Qu’est que la fasciathérapie

Définition de la fasciathérapie: 

La fasciathérapie: ostéopathie fasciale. 

La fasciathérapie a une parenté avec l’ostéopathie par son fondateur le médecin-chirurgien américain Andrew Taylor STILL ( 1828-1917 ) qui estimait beaucoup les fascias : “Je ne connais aucune partie du corps égalant le fascia comme terrain d’investigation. Au fur et à mesure que l’étude des fascias sera poursuivie, je crois que de fructueuses pensées apparaîtront à l’oeil de l’esprit, plus ici que dans n’importe quelle partie du corps. Toutefois, cette partie est, là où elle se situe, toute aussi grande et utile que n’importe quelle autre. Aucune n’est inutile.”. Par ses études, il compris que le corps humain doit être considéré dans sa globalité, comme un tout fonctionnant en harmonie parfaite. Sa conviction profonde se tourna donc vers le fascia: ” l’endroit du corps où il faut chercher la cause de la maladie”. Ce visionnaire en avance sur son temps n’a pas été suivi au niveau holistique, par la suite, par une ostéopathie plus conventionnelle.   
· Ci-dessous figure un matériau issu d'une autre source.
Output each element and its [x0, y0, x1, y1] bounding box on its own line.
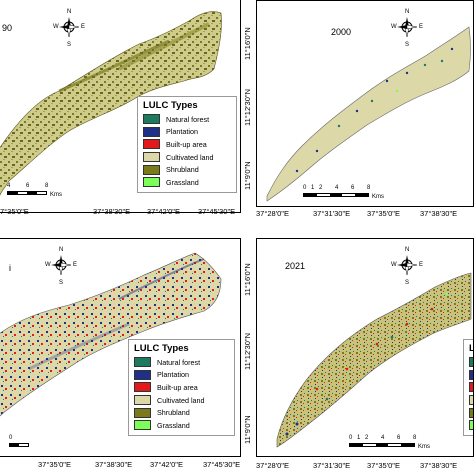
- legend-item: Plantation: [143, 126, 231, 139]
- compass-icon: [51, 255, 72, 276]
- scale-bar: 0 1 2 4 6 8 Kms: [303, 185, 384, 200]
- swatch-natural-forest: [469, 357, 473, 368]
- tick-x: 37°42'0"E: [147, 207, 180, 216]
- swatch-built-up: [134, 382, 151, 393]
- tick-x: 37°35'0"E: [367, 461, 400, 470]
- map-panel-2010: i N W E S LULC Types Natural forest Plan…: [0, 238, 241, 457]
- tick-y: 11°12'30"N: [243, 89, 252, 126]
- swatch-plantation: [134, 369, 151, 380]
- tick-y: 11°16'0"N: [243, 263, 252, 296]
- swatch-cultivated: [469, 395, 473, 406]
- legend-item: Grassland: [143, 176, 231, 189]
- swatch-shrubland: [469, 407, 473, 418]
- legend-title: L: [469, 343, 473, 354]
- compass-icon: [397, 255, 418, 276]
- swatch-grassland: [143, 177, 160, 188]
- tick-x: 7°35'0"E: [0, 207, 29, 216]
- map-year-1990: 90: [2, 23, 13, 33]
- legend-item: Cultivated land: [134, 394, 229, 407]
- tick-y: 11°16'0"N: [243, 27, 252, 60]
- legend-panel-1990: LULC Types Natural forest Plantation Bui…: [137, 96, 237, 193]
- swatch-grassland: [134, 420, 151, 431]
- legend-item: Shrubland: [134, 406, 229, 419]
- tick-x: 37°38'30"E: [93, 207, 131, 216]
- scale-bar: 0 1 2 4 6 8 Kms: [349, 435, 430, 450]
- swatch-shrubland: [143, 164, 160, 175]
- tick-x: 37°28'0"E: [256, 461, 289, 470]
- map-1990: [0, 11, 222, 196]
- swatch-natural-forest: [134, 357, 151, 368]
- swatch-cultivated: [143, 152, 160, 163]
- tick-x: 37°28'0"E: [256, 209, 289, 218]
- legend-title: LULC Types: [134, 343, 189, 354]
- tick-x: 37°31'30"E: [313, 461, 351, 470]
- north-arrow: N W E S: [389, 243, 425, 289]
- map-year-2010: i: [9, 263, 11, 273]
- legend-item: Grassland: [134, 419, 229, 432]
- map-year-2000: 2000: [331, 27, 352, 37]
- map-2021: [276, 272, 472, 448]
- watershed-2021: [276, 272, 472, 448]
- tick-x: 37°38'30"E: [420, 461, 458, 470]
- north-arrow: N W E S: [43, 243, 79, 289]
- legend-item: Plantation: [134, 369, 229, 382]
- legend-panel-2021-partial: L: [463, 339, 473, 436]
- legend-title: LULC Types: [143, 100, 198, 111]
- legend-item: Natural forest: [134, 356, 229, 369]
- tick-y: 11°9'0"N: [243, 415, 252, 444]
- legend-item: Cultivated land: [143, 151, 231, 164]
- tick-y: 11°9'0"N: [243, 161, 252, 190]
- map-panel-2021: 2021 N W E S L 0 1: [256, 238, 474, 457]
- swatch-built-up: [143, 139, 160, 150]
- legend-item: Built-up area: [143, 138, 231, 151]
- map-2010: [0, 252, 222, 417]
- compass-icon: [397, 17, 418, 38]
- swatch-plantation: [143, 126, 160, 137]
- north-arrow: N W E S: [389, 5, 425, 51]
- swatch-natural-forest: [143, 114, 160, 125]
- map-year-2021: 2021: [285, 261, 306, 271]
- scale-bar: 4 6 8 Kms: [7, 183, 62, 198]
- watershed-1990: [0, 11, 222, 196]
- tick-x: 37°38'30"E: [95, 460, 133, 469]
- tick-x: 37°45'30"E: [198, 207, 236, 216]
- tick-x: 37°42'0"E: [150, 460, 183, 469]
- legend-panel-2010: LULC Types Natural forest Plantation Bui…: [128, 339, 235, 436]
- map-panel-2000: 2000 N W E S 0 1 2 4 6 8 Km: [256, 0, 474, 207]
- swatch-shrubland: [134, 407, 151, 418]
- north-arrow: N W E S: [51, 5, 87, 51]
- scale-bar: 0: [9, 435, 39, 453]
- tick-x: 37°31'30"E: [313, 209, 351, 218]
- legend-item: Natural forest: [143, 113, 231, 126]
- watershed-2000: [266, 26, 471, 202]
- map-2000: [266, 26, 471, 202]
- legend-item: Built-up area: [134, 381, 229, 394]
- tick-y: 11°12'30"N: [243, 333, 252, 370]
- tick-x: 37°35'0"E: [38, 460, 71, 469]
- tick-x: 37°38'30"E: [420, 209, 458, 218]
- map-panel-1990: 90 N W E S LULC Types Natural forest Pla…: [0, 0, 241, 213]
- swatch-grassland: [469, 420, 473, 431]
- watershed-2010: [0, 252, 222, 417]
- swatch-plantation: [469, 369, 473, 380]
- swatch-built-up: [469, 382, 473, 393]
- legend-item: Shrubland: [143, 163, 231, 176]
- tick-x: 37°45'30"E: [203, 460, 241, 469]
- swatch-cultivated: [134, 395, 151, 406]
- compass-icon: [59, 17, 80, 38]
- tick-x: 37°35'0"E: [367, 209, 400, 218]
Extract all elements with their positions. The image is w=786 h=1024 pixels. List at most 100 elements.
Un petit peu d’étymologie:

  • fascia-thérapie: du latin fascia = bande, bandelette qui serre à lier, joindre, attacher, unir et du grec therapeia = cure, par extension = soins, traitement,
  • ostéo-pathie: du grec osteon = os et pathos = souffrance. 

 

D’une manière simplifiée, les ostéopathes considèrent que le corps est un système dont on cherche les dysfonctions à l’origine du problème de santé. Selon eux, des os ou vertèbres ou organes sont bloqué(e)s dans une mauvaise position et en les manipulant, l’équilibre structurel du corps est rétabli avec la disparition des symptômes et douleurs.

Sur les idées du Dr Andrew Taylor STILL, dans les années 1980, la fasciathérapie voit le jour, elle est consacrée exclusivement à l’étude des fascias. 

Le fasciathérapeute a une autre vision des choses, il ne s’agit pas d’une évolution de l’ostéopathie, mais d’une réelle innovation, en plaçant le fascia au coeur du processus thérapeutique.  

Les fascias, des membranes fibro-élastiques, recouvrent et enveloppent toutes les structures anatomiques du corps, sont reliés entre eux et forment un réseau du sommet du crâne au bout des orteils, de la superficie à la profondeur. 

Ce tissu omniprésent dans le corps, à travers les systèmes – ligamentaires – tendineux – capsulo-ligamentaires et tendineux – aponévrotiques – myofasciaux – des chaînes fasciales peut avoir des tensions qui vont tirer sur des os ou vertèbres ou organes.

Le fasciathérapeute est convaincu que la détente des fascias, avec une grande précision anatomique, est préférable à la manipulation ( fonctionnelle ou structurelle ou viscérale ou crânienne ) de ces structures ( os, vertèbres, organes ), qui sont de toute manière coincées par les tensions des fascias et qui vont se remettre en place d’elles-mêmes et beaucoup mieux, quand les tensions fasciales seront enlevées.

L’action thérapeutique sera plus efficace et plus durable dans le temps: manipuler une vertèbre ne supprime pas les tensions locales et contraintes à distance des fascias sur elle; le déplacement intervertébral mineur (DIM) va revenir, inéluctablement.

Pour le patient, sans lui demander de connaître l’anatomie, il doit avoir un peu de bon sens. Beaucoup de douleurs ne rentrent pas du tout dans le protocole de manipulation vertébrale, en fonction de leurs localisations; par exemple: une douleur à l’angle supérieur de l’omoplate, des tensions au sein du muscle élévateur de la scapula va entraîner une petite inflammation locale sur l’omoplate, facilement résolue en fasciathérapie, par une pratique très ciblée.